2. Restrict Escrow Payments to the Issuer Only
Other than issue-related expenses clearly declared in the offer document, no third party should receive IPO funds directly from the escrow.
3. Mandatory Fund Utilization Certification
Issuers must be required to periodically certify—and disclose—how IPO proceeds are being used, until the entire amount is exhausted.
4. Real-Time Monitoring of Fund Flows
Implement tech-based audit trails and reporting systems that flag unusual transfers before they’re completed—not after the damage is done.
SEBI’s Response So Far
While SEBI has not yet issued public remarks on the two cases, its interim orders send a clear message: misuse of public money will not be tolerated, especially in the SME segment, where retail participation has been rising and investor protections are already more fragile.
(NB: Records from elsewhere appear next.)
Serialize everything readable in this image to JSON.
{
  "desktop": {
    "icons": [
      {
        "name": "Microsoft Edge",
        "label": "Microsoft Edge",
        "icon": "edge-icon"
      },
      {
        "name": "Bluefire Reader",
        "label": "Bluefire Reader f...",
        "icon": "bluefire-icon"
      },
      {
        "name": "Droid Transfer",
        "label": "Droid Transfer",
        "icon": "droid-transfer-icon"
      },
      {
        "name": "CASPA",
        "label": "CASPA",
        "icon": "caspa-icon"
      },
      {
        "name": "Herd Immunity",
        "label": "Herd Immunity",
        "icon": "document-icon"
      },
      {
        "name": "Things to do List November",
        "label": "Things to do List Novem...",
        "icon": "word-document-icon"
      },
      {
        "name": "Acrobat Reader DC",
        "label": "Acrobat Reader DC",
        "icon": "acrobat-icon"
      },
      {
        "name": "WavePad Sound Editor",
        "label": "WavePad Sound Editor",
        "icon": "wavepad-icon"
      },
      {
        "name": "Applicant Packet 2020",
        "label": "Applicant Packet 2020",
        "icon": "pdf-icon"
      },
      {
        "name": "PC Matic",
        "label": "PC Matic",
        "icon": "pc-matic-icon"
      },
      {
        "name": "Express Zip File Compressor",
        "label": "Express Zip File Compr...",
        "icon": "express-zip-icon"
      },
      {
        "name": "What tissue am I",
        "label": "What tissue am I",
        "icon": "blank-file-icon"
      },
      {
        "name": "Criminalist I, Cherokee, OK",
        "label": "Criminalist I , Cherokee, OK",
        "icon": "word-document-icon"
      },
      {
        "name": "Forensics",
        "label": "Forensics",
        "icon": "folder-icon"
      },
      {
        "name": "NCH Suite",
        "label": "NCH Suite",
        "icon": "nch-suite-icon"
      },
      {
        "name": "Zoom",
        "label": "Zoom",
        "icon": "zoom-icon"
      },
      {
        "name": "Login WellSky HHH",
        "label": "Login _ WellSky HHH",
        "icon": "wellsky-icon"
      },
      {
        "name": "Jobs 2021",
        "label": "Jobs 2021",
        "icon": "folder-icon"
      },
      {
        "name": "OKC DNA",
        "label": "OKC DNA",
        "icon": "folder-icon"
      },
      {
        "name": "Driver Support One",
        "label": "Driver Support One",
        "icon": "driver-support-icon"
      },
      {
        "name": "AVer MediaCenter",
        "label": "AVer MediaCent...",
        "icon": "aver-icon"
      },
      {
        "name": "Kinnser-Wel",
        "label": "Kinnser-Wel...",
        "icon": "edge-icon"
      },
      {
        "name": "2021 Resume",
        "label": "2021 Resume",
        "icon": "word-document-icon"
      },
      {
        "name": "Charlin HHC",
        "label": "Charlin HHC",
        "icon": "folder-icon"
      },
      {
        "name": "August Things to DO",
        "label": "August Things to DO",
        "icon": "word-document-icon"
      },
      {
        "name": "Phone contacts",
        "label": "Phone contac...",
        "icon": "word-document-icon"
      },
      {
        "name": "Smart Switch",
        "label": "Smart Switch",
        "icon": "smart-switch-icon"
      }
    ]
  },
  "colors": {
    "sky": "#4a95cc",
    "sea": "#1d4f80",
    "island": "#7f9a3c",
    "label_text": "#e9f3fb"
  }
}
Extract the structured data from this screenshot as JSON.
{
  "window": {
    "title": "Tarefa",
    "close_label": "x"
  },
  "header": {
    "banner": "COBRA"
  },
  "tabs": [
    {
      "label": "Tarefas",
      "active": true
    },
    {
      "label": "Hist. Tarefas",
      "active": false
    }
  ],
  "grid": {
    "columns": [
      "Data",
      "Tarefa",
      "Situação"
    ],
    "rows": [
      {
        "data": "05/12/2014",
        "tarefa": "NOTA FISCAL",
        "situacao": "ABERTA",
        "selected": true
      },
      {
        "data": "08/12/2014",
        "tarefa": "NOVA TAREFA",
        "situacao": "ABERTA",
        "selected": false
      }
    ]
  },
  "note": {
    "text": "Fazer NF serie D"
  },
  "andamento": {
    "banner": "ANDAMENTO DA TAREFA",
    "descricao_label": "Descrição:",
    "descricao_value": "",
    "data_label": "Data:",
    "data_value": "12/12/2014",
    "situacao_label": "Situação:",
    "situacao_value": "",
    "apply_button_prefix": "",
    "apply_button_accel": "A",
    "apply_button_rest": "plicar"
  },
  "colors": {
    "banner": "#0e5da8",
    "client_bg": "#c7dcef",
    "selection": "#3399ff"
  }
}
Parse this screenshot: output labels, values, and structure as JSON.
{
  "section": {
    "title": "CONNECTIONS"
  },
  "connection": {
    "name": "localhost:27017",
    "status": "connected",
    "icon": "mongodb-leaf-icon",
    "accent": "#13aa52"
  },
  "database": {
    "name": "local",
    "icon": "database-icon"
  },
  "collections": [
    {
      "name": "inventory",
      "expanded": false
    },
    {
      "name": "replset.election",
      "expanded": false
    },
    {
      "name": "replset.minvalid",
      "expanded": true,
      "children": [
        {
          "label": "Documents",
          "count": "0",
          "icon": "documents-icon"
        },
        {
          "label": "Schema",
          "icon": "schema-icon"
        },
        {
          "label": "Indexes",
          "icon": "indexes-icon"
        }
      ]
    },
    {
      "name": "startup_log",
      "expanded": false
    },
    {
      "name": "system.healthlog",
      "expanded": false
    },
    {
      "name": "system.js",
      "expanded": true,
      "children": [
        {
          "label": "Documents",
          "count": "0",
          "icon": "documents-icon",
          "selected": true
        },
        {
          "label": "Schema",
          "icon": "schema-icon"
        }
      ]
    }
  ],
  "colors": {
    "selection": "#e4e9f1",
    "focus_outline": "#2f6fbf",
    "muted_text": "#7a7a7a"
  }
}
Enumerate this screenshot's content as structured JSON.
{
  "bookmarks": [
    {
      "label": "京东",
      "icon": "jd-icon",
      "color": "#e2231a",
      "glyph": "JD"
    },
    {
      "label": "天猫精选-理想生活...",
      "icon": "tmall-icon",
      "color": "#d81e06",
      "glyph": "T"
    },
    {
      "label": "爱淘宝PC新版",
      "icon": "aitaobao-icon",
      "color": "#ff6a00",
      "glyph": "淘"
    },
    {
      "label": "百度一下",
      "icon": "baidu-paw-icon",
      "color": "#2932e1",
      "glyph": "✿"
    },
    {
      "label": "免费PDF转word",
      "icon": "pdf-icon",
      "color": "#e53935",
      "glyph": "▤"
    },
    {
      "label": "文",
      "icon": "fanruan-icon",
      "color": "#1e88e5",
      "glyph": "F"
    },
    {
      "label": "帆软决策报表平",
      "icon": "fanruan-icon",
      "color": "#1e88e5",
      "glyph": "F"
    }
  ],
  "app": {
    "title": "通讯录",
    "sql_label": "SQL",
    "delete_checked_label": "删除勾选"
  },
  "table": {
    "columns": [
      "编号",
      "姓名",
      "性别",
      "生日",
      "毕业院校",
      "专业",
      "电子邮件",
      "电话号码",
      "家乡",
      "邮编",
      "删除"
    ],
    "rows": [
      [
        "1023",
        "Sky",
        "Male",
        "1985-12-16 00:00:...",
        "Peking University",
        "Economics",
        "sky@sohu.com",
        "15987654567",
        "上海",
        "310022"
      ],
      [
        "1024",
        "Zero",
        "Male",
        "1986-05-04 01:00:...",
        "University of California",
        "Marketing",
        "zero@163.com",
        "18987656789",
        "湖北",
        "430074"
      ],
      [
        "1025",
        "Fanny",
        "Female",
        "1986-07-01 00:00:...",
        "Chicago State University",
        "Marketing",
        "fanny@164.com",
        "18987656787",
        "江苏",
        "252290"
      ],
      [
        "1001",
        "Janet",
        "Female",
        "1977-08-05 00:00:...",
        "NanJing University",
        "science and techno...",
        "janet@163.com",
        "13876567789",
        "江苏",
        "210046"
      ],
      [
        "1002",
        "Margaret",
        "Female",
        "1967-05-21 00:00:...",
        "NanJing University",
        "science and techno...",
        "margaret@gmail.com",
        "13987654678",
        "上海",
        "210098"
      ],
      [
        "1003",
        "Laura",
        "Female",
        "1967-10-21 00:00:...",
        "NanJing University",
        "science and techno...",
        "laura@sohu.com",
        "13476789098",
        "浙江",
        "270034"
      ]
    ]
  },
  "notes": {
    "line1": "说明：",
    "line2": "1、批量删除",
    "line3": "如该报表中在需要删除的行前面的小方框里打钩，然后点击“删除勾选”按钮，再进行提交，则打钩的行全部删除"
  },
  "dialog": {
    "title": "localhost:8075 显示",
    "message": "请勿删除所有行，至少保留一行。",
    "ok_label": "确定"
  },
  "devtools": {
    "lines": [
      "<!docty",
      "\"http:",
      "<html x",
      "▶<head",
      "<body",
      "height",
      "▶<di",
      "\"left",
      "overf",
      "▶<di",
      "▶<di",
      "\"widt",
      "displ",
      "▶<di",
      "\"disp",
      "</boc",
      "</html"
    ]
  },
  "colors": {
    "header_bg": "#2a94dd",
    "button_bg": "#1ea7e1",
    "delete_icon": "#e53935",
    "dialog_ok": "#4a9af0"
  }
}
The regulator is now working on revised guidelines for SME IPOs, focusing on:
- Merchant banker accountability
- Strengthening escrow safeguards
- Sharpening disclosure requirements
Former SEBI officials and market participants have urged the regulator to act decisively, or risk permanent damage to investor sentiment.
The Bottom Line
What’s emerging from the Varaya and Synoptics cases is a stark reminder of what can go wrong when governance slips and checks are missing. SEBI is right to act now—but the reforms must go beyond patchwork.
If SME IPOs are to become a viable fundraising tool for real businesses—not just a playground for bad actors—then transparency, accountability, and dual controls are non-negotiable.
Only when public money is treated with the care and respect it deserves will retail investors return to the SME segment with confidence.